North of the edge of Orvieto‘s historic center, an Etruscan Necropolis known as the “Etruscan Tombs of the Crucifix of the Tuff Stone” (Tombe Etrusche del Crocifisso del Tufo) has been found. Most of the tombs in this necropolis date from the 5th and 6th centuries BC. The name is due to a cross incised in the tuff stone rock.
Crocifisso del Tufo Necropolis Orvieto
Address, opening hours and tickets
Address: The Necropolis is located along the SS17 street road (km 1.6). Telephone: +39 0763 343611. Opening hours: From 08:30 to 19:00; in winter until 17:00. Entrance fee: 3 Euro (18-25 years: 1.50 Euro; under 18: Free). The Carta Orvieto Unica is valid. (Note: Guided tours can also be arranged upon request. These cost between 5 and 10 Euro per person, depending on the size of the group. For information call +39 0763 343611.)
History and description
The Crocifisso del Tufo Necropolis is located at the foot of the rock on which Orvieto was built. The name given to the cemetery derives from a cross carved into the rock in the 16th century in a chapel.

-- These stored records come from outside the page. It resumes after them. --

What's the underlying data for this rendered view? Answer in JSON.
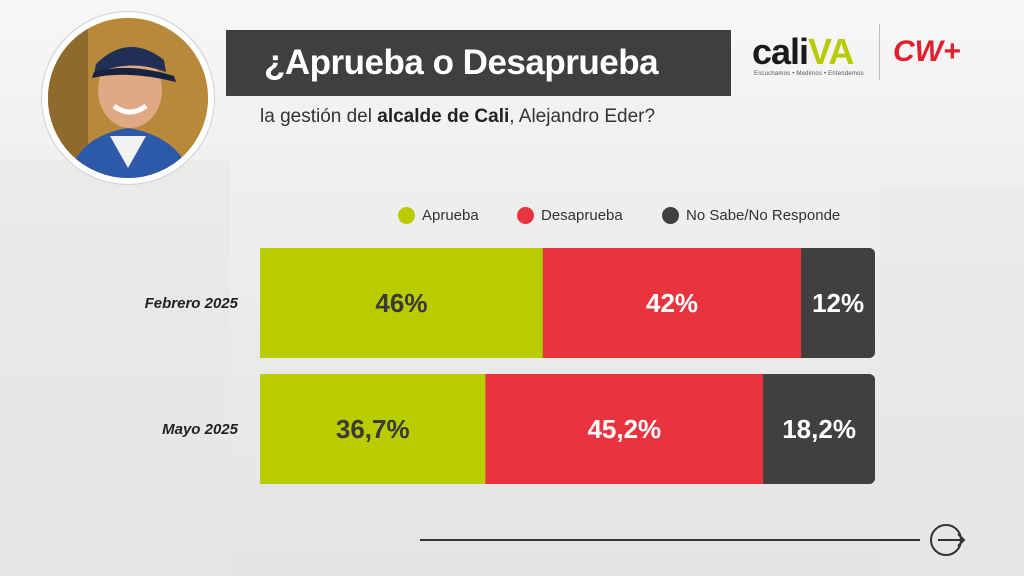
{
  "header": {
    "title": "¿Aprueba o Desaprueba",
    "subtitle_pre": "la gestión del ",
    "subtitle_bold": "alcalde de Cali",
    "subtitle_post": ", Alejandro Eder?"
  },
  "brand": {
    "cali_text": "cali",
    "cali_va": "VA",
    "cali_tagline": "Escuchamos • Medimos • Entendemos",
    "cw_text": "CW+"
  },
  "colors": {
    "aprueba": "#b8cc00",
    "desaprueba": "#e8343f",
    "nsnr": "#404040"
  },
  "chart_data": {
    "type": "bar",
    "orientation": "horizontal",
    "stacked": true,
    "normalized": true,
    "title": "¿Aprueba o Desaprueba",
    "categories": [
      "Febrero 2025",
      "Mayo 2025"
    ],
    "series": [
      {
        "name": "Aprueba",
        "values": [
          46,
          36.7
        ],
        "labels": [
          "46%",
          "36,7%"
        ],
        "color": "#b8cc00"
      },
      {
        "name": "Desaprueba",
        "values": [
          42,
          45.2
        ],
        "labels": [
          "42%",
          "45,2%"
        ],
        "color": "#e8343f"
      },
      {
        "name": "No Sabe/No Responde",
        "values": [
          12,
          18.2
        ],
        "labels": [
          "12%",
          "18,2%"
        ],
        "color": "#404040"
      }
    ],
    "legend": "top",
    "grid": false
  }
}
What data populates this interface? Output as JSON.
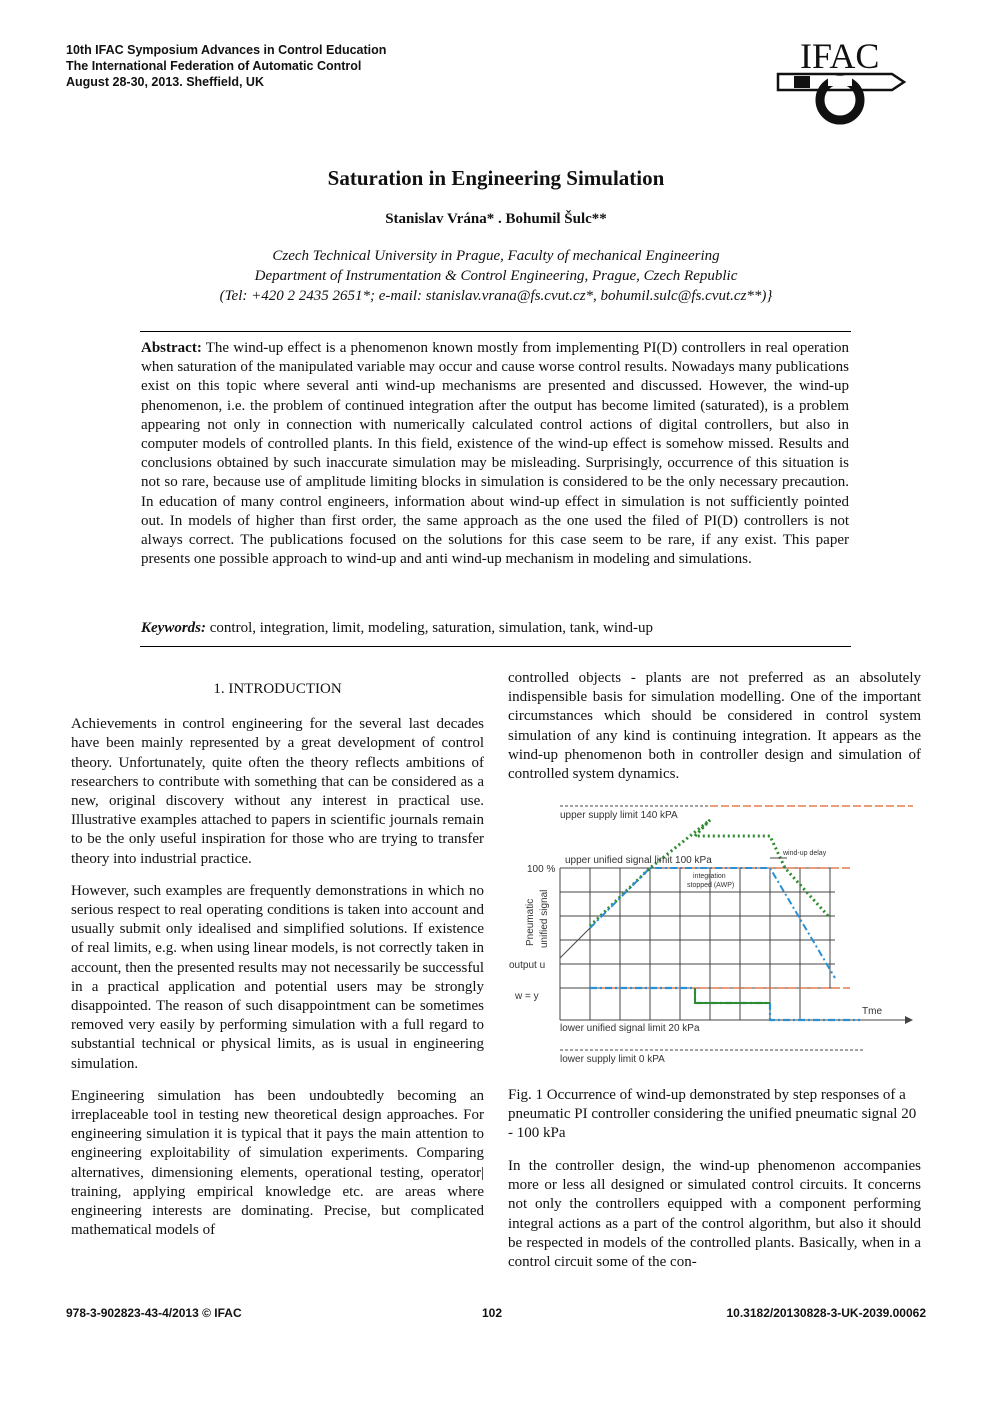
{
  "header": {
    "line1": "10th IFAC Symposium Advances in Control Education",
    "line2": "The International Federation of Automatic Control",
    "line3": "August 28-30, 2013. Sheffield, UK",
    "logo_text": "IFAC"
  },
  "title": "Saturation in Engineering Simulation",
  "authors": "Stanislav Vrána* . Bohumil Šulc**",
  "affiliation": {
    "line1": "Czech Technical University in Prague, Faculty of mechanical Engineering",
    "line2": "Department of Instrumentation & Control Engineering, Prague, Czech Republic",
    "line3": "(Tel: +420 2 2435 2651*; e-mail: stanislav.vrana@fs.cvut.cz*, bohumil.sulc@fs.cvut.cz**)}"
  },
  "abstract": {
    "label": "Abstract:",
    "text": " The wind-up effect is a phenomenon known mostly from implementing PI(D) controllers in real operation when saturation of the manipulated variable may occur and cause worse control results. Nowadays many publications exist on this topic where several anti wind-up mechanisms are presented and discussed. However, the wind-up phenomenon, i.e. the problem of continued integration after the output has become limited (saturated), is a problem appearing not only in connection with numerically calculated control actions of digital controllers, but also in computer models of controlled plants. In this field, existence of the wind-up effect is somehow missed. Results and conclusions obtained by such inaccurate simulation may be misleading. Surprisingly, occurrence of this situation is not so rare, because use of amplitude limiting blocks in simulation is considered to be the only necessary precaution. In education of many control engineers, information about wind-up effect in simulation is not sufficiently pointed out. In models of higher than first order, the same approach as the one used the filed of PI(D) controllers is not always correct. The publications focused on the solutions for this case seem to be rare, if any exist. This paper presents one possible approach to wind-up and anti wind-up mechanism in modeling and simulations."
  },
  "keywords": {
    "label": "Keywords:",
    "text": " control, integration, limit, modeling, saturation, simulation, tank, wind-up"
  },
  "left_column": {
    "section_heading": "1.  INTRODUCTION",
    "p1": "Achievements in control engineering for the several last decades have been mainly represented by a great development of control theory. Unfortunately, quite often the theory reflects ambitions of researchers to contribute with something that can be considered as a new, original discovery without any interest in practical use. Illustrative examples attached to papers in scientific journals remain to be the only useful inspiration for those who are trying to transfer theory into industrial practice.",
    "p2": "However, such examples are frequently demonstrations in which no serious respect to real operating conditions is taken into account and usually submit only idealised and simplified solutions. If existence of real limits, e.g. when using linear models, is not correctly taken in account, then the presented results may not necessarily be successful in a practical application and potential users may be strongly disappointed. The reason of such disappointment can be sometimes removed very easily by performing simulation with a full regard to substantial technical or physical limits, as is usual in engineering simulation.",
    "p3": "Engineering simulation has been undoubtedly becoming an irreplaceable tool in testing new theoretical design approaches. For engineering simulation it is typical that it pays the main attention to engineering exploitability of simulation experiments. Comparing alternatives, dimensioning elements, operational testing, operator| training, applying empirical knowledge etc. are areas where engineering interests are dominating. Precise, but complicated mathematical models of"
  },
  "right_column": {
    "p1": "controlled objects - plants are not preferred as an absolutely indispensible basis for simulation modelling. One of the important circumstances which should be considered in control system simulation of any kind is continuing integration. It appears as the wind-up phenomenon both in controller design and simulation of controlled system dynamics.",
    "caption": "Fig. 1 Occurrence of wind-up demonstrated by step responses of a pneumatic PI controller considering the unified pneumatic signal 20 - 100 kPa",
    "p2": "In the controller design, the wind-up phenomenon accompanies more or less all designed or simulated control circuits. It concerns not only the controllers equipped with a component performing integral actions as a part of the control algorithm, but also it should be respected in models of the controlled plants. Basically, when in a control circuit some of the con-"
  },
  "figure": {
    "upper_supply": "upper supply limit  140 kPA",
    "upper_unified": "upper unified signal  limit  100 kPa",
    "hundred_pct": "100 %",
    "windup_delay": "wind-up delay",
    "integration_1": "integration",
    "integration_2": "stopped (AWP)",
    "ylabel_1": "Pneumatic",
    "ylabel_2": "unified signal",
    "output_u": "output  u",
    "w_eq_y": "w = y",
    "time": "Tme",
    "lower_unified": "lower unified signal limit  20 kPa",
    "lower_supply": "lower supply limit  0 kPA",
    "colors": {
      "windup": "#2e8b2e",
      "awp": "#2a8fd4",
      "limit": "#e0602a",
      "grid": "#444444"
    }
  },
  "footer": {
    "isbn": "978-3-902823-43-4/2013 © IFAC",
    "page": "102",
    "doi": "10.3182/20130828-3-UK-2039.00062"
  }
}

After the first excavations in the early 19th century, the objects found there became scattered throughout Europe.
However, it was not until 1961 that the oldest and most important remains were found. Results of these excavations can be seen in the Claudio Faina Museum in Orvieto itself.
Viewing the necropolis from above, one can clearly see that its construction was organized almost like that of a city. The tombs are placed along paths that are laid out in grid-like fashion. They were usually meant for entire families.
There are about seventy tombs that can be visited. The surface area is generally around 2 by 3 meters. They are made of huge blocks of tuff stone. The coffin was placed on an elevation.
A short staircase leads to a small entrance that gives access to the tombs. An inscription above the entrance usually indicates the name of the deceased or his family.
The tombs are covered with a layer of earth. Memorial stones indicate exactly where they are located. These so-called cippi are different for men and women. Since the Etruscans believed in an afterlife, personal belongings and vases of various sizes and types were placed in the tombs.